Designing data for consumption in a Kafka topic requires more forethought. Instead of the messages being a consumed from point to point, there are many different consumers.
You will need to decide on:
- Name
- Schema
- Contents
- Key/Ordering
- Number of Partitions
- Number of Replicas
Name
The choice of a topic name shouldn’t be difficult. I suggest using a descriptive and long as necessary.
Don’t hardcode the name all over the place in your code. It’s a common early bug to misspell the topic name in several different places. I suggest using class that exposes topic names as public static final String
s.
Schema
You might have noticed that I broke out the actual schema of the topic apart from the contents or payload. A topic’s schema is different than the actual data sent.
Some examples of schema are JSON or Apache Avro. Don’t use XML as your post-ETL schema.

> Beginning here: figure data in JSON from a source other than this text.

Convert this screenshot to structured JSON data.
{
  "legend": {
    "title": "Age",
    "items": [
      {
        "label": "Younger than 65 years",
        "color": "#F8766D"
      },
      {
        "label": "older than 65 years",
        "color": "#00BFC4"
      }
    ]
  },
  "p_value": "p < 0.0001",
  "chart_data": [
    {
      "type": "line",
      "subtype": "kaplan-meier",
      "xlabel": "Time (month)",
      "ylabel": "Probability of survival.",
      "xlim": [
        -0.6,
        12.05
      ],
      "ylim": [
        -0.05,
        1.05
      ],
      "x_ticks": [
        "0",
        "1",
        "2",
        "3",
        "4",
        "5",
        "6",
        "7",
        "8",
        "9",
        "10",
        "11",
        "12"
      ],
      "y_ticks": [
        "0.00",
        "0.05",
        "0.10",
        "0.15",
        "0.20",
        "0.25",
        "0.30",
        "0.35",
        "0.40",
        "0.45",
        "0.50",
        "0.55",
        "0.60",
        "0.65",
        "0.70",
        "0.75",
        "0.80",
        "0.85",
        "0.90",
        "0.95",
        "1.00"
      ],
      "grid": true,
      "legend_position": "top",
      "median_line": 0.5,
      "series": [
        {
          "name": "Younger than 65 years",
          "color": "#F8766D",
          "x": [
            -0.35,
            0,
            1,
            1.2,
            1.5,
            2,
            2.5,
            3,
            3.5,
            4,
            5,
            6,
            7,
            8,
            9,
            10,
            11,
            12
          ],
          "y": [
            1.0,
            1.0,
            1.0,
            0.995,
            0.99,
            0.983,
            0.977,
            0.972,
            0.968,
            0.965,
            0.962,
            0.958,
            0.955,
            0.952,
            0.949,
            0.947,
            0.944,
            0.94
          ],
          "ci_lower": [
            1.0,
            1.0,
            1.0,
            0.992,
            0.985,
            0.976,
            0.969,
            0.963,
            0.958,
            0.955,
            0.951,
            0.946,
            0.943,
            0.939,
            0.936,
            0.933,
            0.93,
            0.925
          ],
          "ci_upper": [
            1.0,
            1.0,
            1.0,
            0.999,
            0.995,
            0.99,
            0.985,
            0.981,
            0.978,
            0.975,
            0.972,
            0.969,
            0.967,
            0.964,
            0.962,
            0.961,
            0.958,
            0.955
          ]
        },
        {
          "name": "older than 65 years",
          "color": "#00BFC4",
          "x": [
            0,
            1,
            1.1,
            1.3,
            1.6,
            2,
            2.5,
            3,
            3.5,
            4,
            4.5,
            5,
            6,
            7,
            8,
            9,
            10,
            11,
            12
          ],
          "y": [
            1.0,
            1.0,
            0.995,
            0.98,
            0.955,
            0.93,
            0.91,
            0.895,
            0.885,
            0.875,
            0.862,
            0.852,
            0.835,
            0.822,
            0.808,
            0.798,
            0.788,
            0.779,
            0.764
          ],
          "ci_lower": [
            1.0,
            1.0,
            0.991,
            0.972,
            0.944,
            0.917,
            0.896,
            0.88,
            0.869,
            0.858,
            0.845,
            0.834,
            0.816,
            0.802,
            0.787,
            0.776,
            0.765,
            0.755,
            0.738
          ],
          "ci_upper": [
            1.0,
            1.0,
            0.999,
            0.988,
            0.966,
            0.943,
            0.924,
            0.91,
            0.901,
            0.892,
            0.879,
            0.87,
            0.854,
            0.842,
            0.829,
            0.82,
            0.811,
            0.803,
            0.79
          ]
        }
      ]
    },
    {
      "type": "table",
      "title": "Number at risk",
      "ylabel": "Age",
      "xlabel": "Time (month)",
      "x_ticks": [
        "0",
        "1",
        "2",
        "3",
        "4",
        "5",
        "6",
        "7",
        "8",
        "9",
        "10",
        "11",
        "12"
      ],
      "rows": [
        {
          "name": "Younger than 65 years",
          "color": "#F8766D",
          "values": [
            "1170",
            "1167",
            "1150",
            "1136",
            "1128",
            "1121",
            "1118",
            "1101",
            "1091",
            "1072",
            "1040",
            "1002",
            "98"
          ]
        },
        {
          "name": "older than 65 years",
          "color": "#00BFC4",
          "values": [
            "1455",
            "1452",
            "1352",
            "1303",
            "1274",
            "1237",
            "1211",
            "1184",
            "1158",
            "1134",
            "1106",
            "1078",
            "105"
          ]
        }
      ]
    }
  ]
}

Avro is the recommended format for post-ETL schema. Some organizations choose to use JSON. There are some big benefits to using a binary format such as Avro.
Contents
The contents are the actual payload of the message. Sometime this includes the key, but is primarily the value.
When you’re deciding on the contents of the value, remember not to focus on the first use case. Remember that data usage will grow over time and it’s easy to add more consumers. Other teams can, and will, write new consumers and require new data.
If the value’s contents are designed for one use case, you might have to change it for a new use case. My general suggestion is to add the data that makes sense to the value, even if all of the fields aren’t being used.
Key/Ordering
By default, your choice of key affects ordering in Kafka. In a worst case scenario, choosing the wrong key could make a future consumer’s use case impossible. It’s important to choose a key that makes sense given the value’s contents.
Number of Partitions
Partitions are how Kafka breaks down a topic into smaller pieces. Choosing the number of partitions affects the scalability of the topic for consumers.
It’s outside the scope of this post to say how to choose the number of partitions. You can change the number of partitions later on, but I highly suggest spending the time to figure out the right number of partitions.
Number of Replicas
The number of replicas comes down to: how important is your data? If don’t really care about the data, go for 1 replica. If you remotely care about your data, make you have 3 replicas.